Firmly grounded in Catholic teaching, these programs are of great value to the Church and to Catholic healthcare, graduating students who are prepared to meet today’s enormous ethical challenges.

“The integrity of our mission as a Catholic university is so important to us at the University of Mary,” Msgr. Shea told me, “and we have been painstaking and intentional in crafting our policies and plans so that we can sincerely welcome and serve all persons while also defending our resolve to conduct the university and all of its activities in accord with Catholic teaching.”

Read more here.

Monsignor Shea was awarded the Becket Fund’s Canterbury Medal this past spring on behalf of Becket’s medical plaintiffs. He gave a beautiful remarks, one that was a rallying cry for Christians to be Christians, to overwhelm the world with the light of the Gospel:

Let’s just consider for a moment the possibility that modern progressive secularists might be harassing us not out of malice, at least not at first, but because we haven’t convinced them that we’re for real, that there’s such a thing as fierce, unyielding allegiance to the invisible world.

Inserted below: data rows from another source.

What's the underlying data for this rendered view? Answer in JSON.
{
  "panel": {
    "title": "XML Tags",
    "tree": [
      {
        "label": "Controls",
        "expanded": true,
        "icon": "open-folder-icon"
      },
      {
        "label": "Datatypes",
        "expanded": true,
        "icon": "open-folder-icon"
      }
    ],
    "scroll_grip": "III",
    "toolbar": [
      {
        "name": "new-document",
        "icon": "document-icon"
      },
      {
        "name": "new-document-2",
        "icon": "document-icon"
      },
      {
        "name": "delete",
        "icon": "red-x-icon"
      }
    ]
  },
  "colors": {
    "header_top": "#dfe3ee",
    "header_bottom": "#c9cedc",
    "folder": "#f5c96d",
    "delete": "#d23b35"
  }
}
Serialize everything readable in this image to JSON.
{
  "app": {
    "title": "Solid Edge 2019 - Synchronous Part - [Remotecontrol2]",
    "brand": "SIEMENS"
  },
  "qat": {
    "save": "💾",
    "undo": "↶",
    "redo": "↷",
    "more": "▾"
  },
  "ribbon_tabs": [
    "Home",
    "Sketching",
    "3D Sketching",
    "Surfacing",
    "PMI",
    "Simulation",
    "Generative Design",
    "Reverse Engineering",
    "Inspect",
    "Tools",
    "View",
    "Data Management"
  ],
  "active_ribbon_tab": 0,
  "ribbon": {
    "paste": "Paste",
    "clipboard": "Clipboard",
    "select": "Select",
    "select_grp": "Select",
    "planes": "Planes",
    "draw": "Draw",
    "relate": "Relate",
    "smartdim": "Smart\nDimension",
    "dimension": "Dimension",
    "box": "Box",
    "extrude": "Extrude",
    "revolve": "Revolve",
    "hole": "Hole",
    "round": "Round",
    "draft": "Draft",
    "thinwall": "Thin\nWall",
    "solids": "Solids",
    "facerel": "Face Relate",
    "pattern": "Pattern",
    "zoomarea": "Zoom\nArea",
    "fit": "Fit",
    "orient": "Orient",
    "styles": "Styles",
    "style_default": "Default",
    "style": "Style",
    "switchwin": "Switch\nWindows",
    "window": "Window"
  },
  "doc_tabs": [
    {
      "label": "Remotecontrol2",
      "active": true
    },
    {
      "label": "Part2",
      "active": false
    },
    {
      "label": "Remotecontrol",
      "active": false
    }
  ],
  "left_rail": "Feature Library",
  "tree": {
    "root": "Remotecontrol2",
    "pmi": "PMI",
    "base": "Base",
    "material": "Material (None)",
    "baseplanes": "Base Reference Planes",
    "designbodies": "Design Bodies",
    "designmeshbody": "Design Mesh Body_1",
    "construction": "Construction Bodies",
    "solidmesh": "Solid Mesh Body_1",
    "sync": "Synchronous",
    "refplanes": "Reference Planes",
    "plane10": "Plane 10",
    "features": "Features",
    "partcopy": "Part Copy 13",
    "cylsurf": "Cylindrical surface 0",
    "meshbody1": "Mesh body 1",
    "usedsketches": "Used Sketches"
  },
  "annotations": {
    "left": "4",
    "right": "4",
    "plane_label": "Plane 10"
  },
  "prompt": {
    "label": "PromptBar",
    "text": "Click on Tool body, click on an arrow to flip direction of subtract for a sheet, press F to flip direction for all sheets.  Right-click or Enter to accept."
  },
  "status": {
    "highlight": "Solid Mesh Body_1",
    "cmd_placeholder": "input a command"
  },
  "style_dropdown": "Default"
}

They just can’t believe that we’re for real, because otherwise how could they think that we would trade in our ancient beliefs for some weird, new religion with doctrines and precepts like these?:

The Little Sisters of the Poor have to pay for my morning-after pills or else they can’t care for the dying.

The University of Mary and the Religious Sisters of Mercy have to pay for my sex change or else they can’t provide education or health care.

A religion with such beliefs is literally unbelievable, and yet it comes at us furiously, armed with inquisitions and excommunication, banishing our core convictions straight out of the American Constitutional order, seeding and ripening the bitter fruit of division and alienation. “Who would believe what we have heard?” (Isaiah 53:1).

There must be some kind of misunderstanding.

So what could we do to convince an unbelieving world with clarity that we really exist?

How about if we began to wave our arms and say something like this: we see your compelling state interest in dignity, health, equality, and freedom… and we’ll raise you double. Your regulations and rules claim to achieve certain ends in regard to dignity, health, equality, and freedom, but we have a body of practices and beliefs about sex, marriage, and parenting that achieve the same ends in a more effective way, in a way that better supports the vulnerable and children and those who are suffering the most, and we have empirical data to support our position.

Moreover, you tell us not to hate people with gender dysphoria, but how could we ever hate them? How could we ever bear rancor in our hearts for women and men who carry in their lives and personal experience such pain and bewilderment? You want us to be tolerant, but we won’t be tolerant. We can do much better than tolerance. Instead of just tolerating people, we’ll rush out to meet them, we’ll embrace them as they are. We’ll say, “Hello. I won’t pay for your sex change surgery, but that doesn’t mean that you’re a bothersome problem, that you’re my enemy. And those who tell you that I’m your enemy are lying to you. I’ll listen to you and care for you as long as I can and in every way that I can. You are not a problem. You are my brother, my sister, and God put you in my life for a purpose. In darkness and confusion, you can count on me for genuine support and to speak the truth in love.”

You don’t have to go to Bismarck in the winter to appreciate the witness they give to how to live. I think that every time I’m on campus: If these people are our next generation of leaders, raising families, we’ll be okay. This is because they live as if they’ve actually heard the Sermon on the Mount. How about more of us do the same?